Itu adalah kata-kata terakhir yang Shinji ucapkan pada Rena sebelum akhirnya lelaki itu menghilang begitu saja. Saat itu juga ia memutuskan Rena. Dan jujur, ia tak merasakan apa-apa. Ia tak bersedih, ia tak menangis.
Setelah kejadian itu Shinji tak masuk sekolah selama beberapa hari. Dan akhirnya Rena tahu bahwa Shinji keluar dari sekolah dan memutuskan kembali ke jepang. Perasaan Rena yang tadinya tumpul, akhirnya merasa mulai bersalah. Ia ingin meminta maaf pada cowok itu. Tapi terlambat. Shinji Okada menghilang begitu saja tanpa bisa ia temukan.
Dan sekarang, tiba-tiba saja mereka bertemu lagi. Ini sungguh di luar dugaan. Mungkinkah ini jalan dari Tuhan sehingga ia bisa meminta maaf padanya? Sepertinya, iya.
“Belok kemana, mbak?” suara pak sopir taksi membuyarkan lamunan Rena. Ia gelagapan.
“Ke kanan pak,” jawabnya.  Perempuan  itu sempat menarik nafas panjang. Ya, ia perlu waktu yang tepat untuk bertemu lagi dengan Shinji lalu secara khusus meminta maaf padanya.

***

          “Bagaimana dengan lowongan pekerjaan yang kumaksud kemarin, mas?” tanya Rena ketika kakaknya sudah pulang dari luar kota dan sore itu mereka sedang duduk-duduk santai di teras rumah.
“Ini tidak akan mudah, Rena. Kau tahu ‘kan mencari pekerjaan jaman sekarang sangatlah sulit. Tapi, salah satu rekanku yang punya usaha kuliner mengatakan bahwa di tempatnya masih kekurangan seorang waitress. Bagaimana? Apakah kau mau mencobanya?”
Rena mengangguk dengan yakin.
“Ya, mas. Tak masalah.” Jawabnya.
“Seorang waitress, Rena. Tidakkah pekerjaan ini terlalu sulit bagimu?” Mas Aldi berusaha meyakinkan adiknya itu. Rena tersenyum.
“Aku akan mencobanya, mas. Yang penting pekerjaan itu halal. Dimana tempatnya? Kapan aku bisa ke sana?”
“Buatlah surat lamaran dulu. Besok aku antarkan kesana.”
Rena menggeleng. “Tidak usah, mas. Biar aku yang ke sana sendiri. Mas kasih tahu saja dimana tempatnya.”
Sesaat mas Aldi terdiam.
“Oke deh,” jawabnya kemudian. Setelah mendapat alamat yang jelas, Rena segera bergegas ke kamarnya untuk menyiapkan berkas-berkas yang ia butuhkan besok pagi. Di tengah-tengah kesibukannya, phonselnya berbunyi.
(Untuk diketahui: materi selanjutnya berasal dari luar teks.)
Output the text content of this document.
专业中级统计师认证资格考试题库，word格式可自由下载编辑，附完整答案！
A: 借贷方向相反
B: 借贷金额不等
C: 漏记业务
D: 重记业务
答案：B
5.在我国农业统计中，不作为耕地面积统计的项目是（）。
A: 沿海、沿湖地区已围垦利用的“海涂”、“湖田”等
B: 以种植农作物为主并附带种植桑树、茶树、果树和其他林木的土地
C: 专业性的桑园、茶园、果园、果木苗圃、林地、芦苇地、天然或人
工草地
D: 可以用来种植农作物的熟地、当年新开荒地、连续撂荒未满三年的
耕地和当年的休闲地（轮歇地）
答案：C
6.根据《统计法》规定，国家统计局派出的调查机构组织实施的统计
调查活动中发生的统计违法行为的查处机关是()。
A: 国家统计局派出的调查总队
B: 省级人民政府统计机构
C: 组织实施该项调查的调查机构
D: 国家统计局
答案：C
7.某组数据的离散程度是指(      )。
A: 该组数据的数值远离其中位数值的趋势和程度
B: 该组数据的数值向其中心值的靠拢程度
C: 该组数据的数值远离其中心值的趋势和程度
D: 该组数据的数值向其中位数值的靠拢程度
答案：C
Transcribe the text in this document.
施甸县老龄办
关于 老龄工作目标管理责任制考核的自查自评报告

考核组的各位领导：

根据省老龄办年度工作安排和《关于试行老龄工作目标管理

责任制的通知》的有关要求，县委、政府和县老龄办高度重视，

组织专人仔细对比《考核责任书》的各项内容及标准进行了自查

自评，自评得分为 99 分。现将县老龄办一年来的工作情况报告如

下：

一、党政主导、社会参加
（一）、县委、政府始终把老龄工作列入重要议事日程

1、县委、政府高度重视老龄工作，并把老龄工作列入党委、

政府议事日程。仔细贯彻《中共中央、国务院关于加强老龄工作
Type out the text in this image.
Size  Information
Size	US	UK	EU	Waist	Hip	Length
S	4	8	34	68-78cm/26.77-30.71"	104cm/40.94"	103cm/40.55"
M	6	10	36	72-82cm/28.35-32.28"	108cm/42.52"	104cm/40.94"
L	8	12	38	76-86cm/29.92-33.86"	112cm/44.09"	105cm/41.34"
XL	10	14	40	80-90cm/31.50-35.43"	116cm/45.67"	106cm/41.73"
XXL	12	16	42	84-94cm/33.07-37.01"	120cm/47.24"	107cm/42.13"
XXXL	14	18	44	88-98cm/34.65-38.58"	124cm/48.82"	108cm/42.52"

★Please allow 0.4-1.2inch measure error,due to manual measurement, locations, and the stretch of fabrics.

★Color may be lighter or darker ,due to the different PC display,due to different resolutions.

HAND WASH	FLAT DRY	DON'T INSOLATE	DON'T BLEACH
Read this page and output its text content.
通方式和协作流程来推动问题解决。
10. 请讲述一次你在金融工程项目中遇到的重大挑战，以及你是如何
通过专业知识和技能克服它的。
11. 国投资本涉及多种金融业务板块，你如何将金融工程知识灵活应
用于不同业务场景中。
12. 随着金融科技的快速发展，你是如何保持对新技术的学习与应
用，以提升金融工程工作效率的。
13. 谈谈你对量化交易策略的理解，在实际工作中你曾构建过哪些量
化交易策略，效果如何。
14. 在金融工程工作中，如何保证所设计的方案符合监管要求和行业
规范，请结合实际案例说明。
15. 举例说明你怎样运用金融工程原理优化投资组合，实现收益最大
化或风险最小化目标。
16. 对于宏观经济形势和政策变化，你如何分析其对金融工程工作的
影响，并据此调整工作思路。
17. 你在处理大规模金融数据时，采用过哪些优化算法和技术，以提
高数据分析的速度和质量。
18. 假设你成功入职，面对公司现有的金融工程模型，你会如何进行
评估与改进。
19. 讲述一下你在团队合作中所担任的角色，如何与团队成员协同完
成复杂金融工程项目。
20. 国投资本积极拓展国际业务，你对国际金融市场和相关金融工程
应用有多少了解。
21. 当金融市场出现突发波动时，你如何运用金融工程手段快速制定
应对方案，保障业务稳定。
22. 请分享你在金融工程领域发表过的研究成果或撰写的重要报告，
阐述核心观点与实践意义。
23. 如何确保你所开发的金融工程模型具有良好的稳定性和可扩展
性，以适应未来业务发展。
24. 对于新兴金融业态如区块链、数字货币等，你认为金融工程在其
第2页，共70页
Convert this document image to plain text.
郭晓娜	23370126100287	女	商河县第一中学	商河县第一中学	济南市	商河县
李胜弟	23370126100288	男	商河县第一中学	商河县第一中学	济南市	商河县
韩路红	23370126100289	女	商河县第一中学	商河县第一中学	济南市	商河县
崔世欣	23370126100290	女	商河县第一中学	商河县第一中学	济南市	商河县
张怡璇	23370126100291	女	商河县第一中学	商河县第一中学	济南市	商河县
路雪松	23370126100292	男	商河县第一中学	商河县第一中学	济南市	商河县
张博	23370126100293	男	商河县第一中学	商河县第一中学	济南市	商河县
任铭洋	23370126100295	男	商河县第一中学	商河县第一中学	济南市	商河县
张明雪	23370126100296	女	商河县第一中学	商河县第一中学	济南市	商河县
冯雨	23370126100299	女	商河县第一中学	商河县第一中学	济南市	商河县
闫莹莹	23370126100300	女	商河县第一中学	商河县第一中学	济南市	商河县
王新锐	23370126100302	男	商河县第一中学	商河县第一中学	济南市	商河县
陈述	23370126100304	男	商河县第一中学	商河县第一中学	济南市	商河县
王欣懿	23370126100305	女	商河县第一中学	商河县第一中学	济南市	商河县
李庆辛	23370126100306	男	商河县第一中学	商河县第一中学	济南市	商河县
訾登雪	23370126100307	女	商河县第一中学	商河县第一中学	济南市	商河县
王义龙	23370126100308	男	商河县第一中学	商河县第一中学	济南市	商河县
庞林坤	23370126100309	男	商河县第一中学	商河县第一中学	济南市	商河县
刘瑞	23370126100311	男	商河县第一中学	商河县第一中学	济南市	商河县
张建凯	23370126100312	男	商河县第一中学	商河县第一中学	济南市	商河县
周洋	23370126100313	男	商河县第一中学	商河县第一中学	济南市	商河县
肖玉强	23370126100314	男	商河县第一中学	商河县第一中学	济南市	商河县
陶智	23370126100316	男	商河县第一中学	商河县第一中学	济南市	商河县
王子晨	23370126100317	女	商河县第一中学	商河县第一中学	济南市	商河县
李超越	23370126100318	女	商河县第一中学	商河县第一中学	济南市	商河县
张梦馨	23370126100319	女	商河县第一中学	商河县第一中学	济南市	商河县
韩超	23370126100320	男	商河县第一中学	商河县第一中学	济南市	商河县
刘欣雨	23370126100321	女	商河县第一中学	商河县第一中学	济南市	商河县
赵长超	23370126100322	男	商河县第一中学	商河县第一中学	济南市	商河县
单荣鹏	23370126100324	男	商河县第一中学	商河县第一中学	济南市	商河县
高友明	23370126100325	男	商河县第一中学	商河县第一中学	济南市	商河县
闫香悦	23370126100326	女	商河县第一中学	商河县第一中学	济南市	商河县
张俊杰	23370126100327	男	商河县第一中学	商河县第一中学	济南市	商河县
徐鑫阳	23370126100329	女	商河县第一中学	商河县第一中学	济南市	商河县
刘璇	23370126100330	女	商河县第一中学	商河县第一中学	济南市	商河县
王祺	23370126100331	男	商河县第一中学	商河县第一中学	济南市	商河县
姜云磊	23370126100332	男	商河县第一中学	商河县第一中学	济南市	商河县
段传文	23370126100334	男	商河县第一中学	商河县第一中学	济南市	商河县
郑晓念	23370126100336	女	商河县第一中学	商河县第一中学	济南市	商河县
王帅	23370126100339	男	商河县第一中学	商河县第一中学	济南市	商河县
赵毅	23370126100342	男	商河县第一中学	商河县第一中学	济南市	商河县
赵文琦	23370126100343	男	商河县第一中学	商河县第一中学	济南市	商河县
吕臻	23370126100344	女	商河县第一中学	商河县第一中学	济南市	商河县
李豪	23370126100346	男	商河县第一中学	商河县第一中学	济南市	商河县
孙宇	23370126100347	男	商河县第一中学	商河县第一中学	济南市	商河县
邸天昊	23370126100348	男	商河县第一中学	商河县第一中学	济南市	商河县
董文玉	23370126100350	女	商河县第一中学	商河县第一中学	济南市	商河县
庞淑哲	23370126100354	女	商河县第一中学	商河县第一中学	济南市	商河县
          Bagaimana kabarmu, sayang?

Pesan singkat itu dikirim oleh Hasan. Rena ingin membalasnya, tapi entah kenapa ia ragu untuk menuliskan sesuatu.

Aku sedang mencoba menyelesaikan masalahku dengan Anggi, kumohon tunggulah...

Hasan kembali mengirimkan pesan singkat, tapi Rena tetap tak bergeming. Ia terus asyik merapikan beberapa berkas. Dan, sebuah pesan singkat kembali bertambah di kotak masuk.
Rena sempat mengira bahwa pesan tersebut dari Hasan. Tapi sesaat kemudian senyum tersungging di bibirnya ketika membaca pesan tersebut.

          Dimana restoran jepang yang paling terkenal?
          Shinji Okada.

Tanpa pikir panjang, Rena segera membalasa pesan yang ternyata dari Shinji.

          Di Jalan Merdeka, sebelah utara gedung bioskop lama. Balasnya.
          Enakkah? Shinji kembali mengirimkannya pesan.
          Ya. Dan Rena juga kembali membalasnya hingga mereka asyik berkirim pesang singkat.
          Shinji          : Mahal?
          Rena : Tidak.      
Shinji : Bagaimana kau tahu?
          Rena  : Karena aku sering makan di sana.
          Shinji : Kau suka makanan jepang juga?
          Rena  : Yup.
          Shinji : Apa yang kau suka?
          Rena  : Banyak.
          Shinji : Mau kutraktir?
          Rena  : Kapan?
          Shinji : Sekarang.
          Rena  : Thanks, but next time saja.
          Shinji : Janji?
          Rena  : I’ll,,
          Shinji : ah, aku kelaparan sekarang. Aku akan ke sana.
          Rena  : ok, have a nice dinner.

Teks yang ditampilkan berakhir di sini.